By the 1930s, the mission congregation was meeting in the home of Dr. and Mrs. Hawes on Heard Street, and services were held by the Rev. David Cady Wright of Athens. The name of the church was changed to St. Alban's in 1941, the same year in which the present church building was completed and dedicated. This took place on September 10, at the same time the first minister, the Rev. J. Britt Ellington, was ordained. Both ordination and dedication were performed by the Rt. Rev. H. J. Mikell. Granite for the new building was donated by Mr. B. Frank Coggins Sr.
St. Alban's was granted full parish status by the Diocese of Atlanta in 1960. In the seventy years since the present church building was completed, the Rev. Herschel Atkinson has had the longest tenure as priest (from 1970 through October 31, 1997).
Over the years there have been various improvements to the church building and grounds. In 1956, a new parish house was built, connected to the rear of the existing church building. The addition contained various small rooms and offices on the upper floor and a kitchen and large assembly room on the lower floor. Around the turn of the century (ca. 2000), St. Alban's acquired a paved parking lot, and in 2014 a driveway, with turnaround, was added from the parking lot to the downstairs Parish Hall doors for improved access. As of 2015, the kitchen was finally renovated.
One pleasing feature of St. Alban's church is its stained-glass windows. The earliest, installed in the 1950s, is a round window over the altar that depicts the risen Christ. He is clad in Resurrection colors, white and red, and his hands are scarred.
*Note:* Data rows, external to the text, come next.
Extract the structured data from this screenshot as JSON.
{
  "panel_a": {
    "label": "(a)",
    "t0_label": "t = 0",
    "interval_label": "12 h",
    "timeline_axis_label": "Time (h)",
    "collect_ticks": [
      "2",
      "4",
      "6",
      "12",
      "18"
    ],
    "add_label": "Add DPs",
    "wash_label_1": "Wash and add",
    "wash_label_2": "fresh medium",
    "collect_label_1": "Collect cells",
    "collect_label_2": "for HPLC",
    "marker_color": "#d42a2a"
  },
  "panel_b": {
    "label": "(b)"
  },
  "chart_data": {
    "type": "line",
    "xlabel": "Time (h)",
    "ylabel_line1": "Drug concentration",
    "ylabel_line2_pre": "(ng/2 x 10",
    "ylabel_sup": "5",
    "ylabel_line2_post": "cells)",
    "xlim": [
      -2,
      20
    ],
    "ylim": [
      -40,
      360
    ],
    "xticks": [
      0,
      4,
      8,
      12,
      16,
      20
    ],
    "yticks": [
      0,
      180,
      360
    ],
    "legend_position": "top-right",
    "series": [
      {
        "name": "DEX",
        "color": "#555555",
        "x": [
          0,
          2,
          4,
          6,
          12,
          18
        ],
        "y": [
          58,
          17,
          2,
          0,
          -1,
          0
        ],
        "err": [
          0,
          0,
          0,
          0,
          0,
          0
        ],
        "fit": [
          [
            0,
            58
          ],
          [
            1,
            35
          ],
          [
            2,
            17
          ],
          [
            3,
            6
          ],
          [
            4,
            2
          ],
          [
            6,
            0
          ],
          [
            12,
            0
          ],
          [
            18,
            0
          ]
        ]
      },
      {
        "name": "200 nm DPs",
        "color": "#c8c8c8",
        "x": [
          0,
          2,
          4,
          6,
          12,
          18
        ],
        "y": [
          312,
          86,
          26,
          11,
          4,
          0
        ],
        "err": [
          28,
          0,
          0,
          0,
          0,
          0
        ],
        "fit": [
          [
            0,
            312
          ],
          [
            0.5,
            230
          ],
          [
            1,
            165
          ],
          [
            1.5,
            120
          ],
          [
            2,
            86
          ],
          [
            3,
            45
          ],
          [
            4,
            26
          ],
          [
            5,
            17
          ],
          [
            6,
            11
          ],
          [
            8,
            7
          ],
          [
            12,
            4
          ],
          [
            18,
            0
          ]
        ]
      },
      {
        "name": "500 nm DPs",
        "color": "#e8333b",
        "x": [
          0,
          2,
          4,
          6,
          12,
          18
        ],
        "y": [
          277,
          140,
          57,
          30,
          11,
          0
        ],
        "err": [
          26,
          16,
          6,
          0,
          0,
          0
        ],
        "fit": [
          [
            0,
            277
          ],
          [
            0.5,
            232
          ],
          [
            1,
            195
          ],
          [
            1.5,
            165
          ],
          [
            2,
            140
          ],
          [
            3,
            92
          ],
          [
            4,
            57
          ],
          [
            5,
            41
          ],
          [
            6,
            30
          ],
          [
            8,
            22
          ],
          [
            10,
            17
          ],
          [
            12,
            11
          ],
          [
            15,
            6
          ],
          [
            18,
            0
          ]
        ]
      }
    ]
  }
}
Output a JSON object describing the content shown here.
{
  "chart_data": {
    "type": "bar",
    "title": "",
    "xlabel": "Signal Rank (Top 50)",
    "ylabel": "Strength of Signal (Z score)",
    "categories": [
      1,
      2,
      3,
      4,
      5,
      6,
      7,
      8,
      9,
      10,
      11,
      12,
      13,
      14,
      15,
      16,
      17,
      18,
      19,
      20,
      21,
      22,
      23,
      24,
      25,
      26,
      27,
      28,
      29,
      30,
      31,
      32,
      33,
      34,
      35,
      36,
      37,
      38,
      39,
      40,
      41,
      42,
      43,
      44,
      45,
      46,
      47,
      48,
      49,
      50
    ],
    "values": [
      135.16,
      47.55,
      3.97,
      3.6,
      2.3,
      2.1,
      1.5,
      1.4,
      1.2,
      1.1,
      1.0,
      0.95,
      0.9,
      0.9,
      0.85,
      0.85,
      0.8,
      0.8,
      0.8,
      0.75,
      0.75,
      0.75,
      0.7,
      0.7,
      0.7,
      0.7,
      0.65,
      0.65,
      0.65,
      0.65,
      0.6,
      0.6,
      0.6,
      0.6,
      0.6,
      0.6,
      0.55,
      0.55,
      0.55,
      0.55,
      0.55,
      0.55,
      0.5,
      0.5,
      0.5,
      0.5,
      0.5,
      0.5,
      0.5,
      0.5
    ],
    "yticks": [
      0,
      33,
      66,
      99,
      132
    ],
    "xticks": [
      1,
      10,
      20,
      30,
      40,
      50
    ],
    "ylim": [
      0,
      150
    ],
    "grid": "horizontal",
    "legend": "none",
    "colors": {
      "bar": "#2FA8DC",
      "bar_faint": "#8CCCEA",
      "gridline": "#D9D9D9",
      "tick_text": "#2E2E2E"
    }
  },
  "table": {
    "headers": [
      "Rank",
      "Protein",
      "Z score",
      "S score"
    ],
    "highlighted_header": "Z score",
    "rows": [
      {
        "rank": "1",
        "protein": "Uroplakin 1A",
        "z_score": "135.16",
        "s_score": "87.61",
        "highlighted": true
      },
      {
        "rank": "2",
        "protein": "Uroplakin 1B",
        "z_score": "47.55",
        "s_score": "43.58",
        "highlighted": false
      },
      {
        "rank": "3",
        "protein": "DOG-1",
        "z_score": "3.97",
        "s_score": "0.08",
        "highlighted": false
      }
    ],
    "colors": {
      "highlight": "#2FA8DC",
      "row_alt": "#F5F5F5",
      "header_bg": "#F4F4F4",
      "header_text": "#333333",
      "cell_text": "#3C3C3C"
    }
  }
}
The second window (second image in slideshow) was made in 1961 for St. Alban's in the studios of George L. Payne of Paterson, NJ, the American representatives of the English firm J. Wippell and Company. A nativity scene in the old Gothic style, it is set in the back of the nave.
From the desire of a member to add a window with the design of a lamb as a memorial to a grandson who had died in infancy, there grew, in the early 1970s, a set of seventeen windows going down both sides of the church. Wippell designed and manufactured the windows. The lamb window is in the back of the church, near the font. From there the series goes chronologically toward the front on the left side and back to the church door on the right. Thus, one enters the church by the font, sees the Lamb of God, then on the left side the preparation for Jesus' earthly ministry, and on the right side, that ministry and its aftermath. St. Paul (the Apostle to the Gentiles) and St. Alban (the earliest known named British martyr) share the last window.
The Rev. Herschel Atkinson, rector when the windows were installed, has said that they form "the book of the story of the Lamb of God, and the first window its title page.... A particularly good point is the flowing blue partial background that ties them all together." Pastel-colored glass in the background ensures that trees in the yard are visible.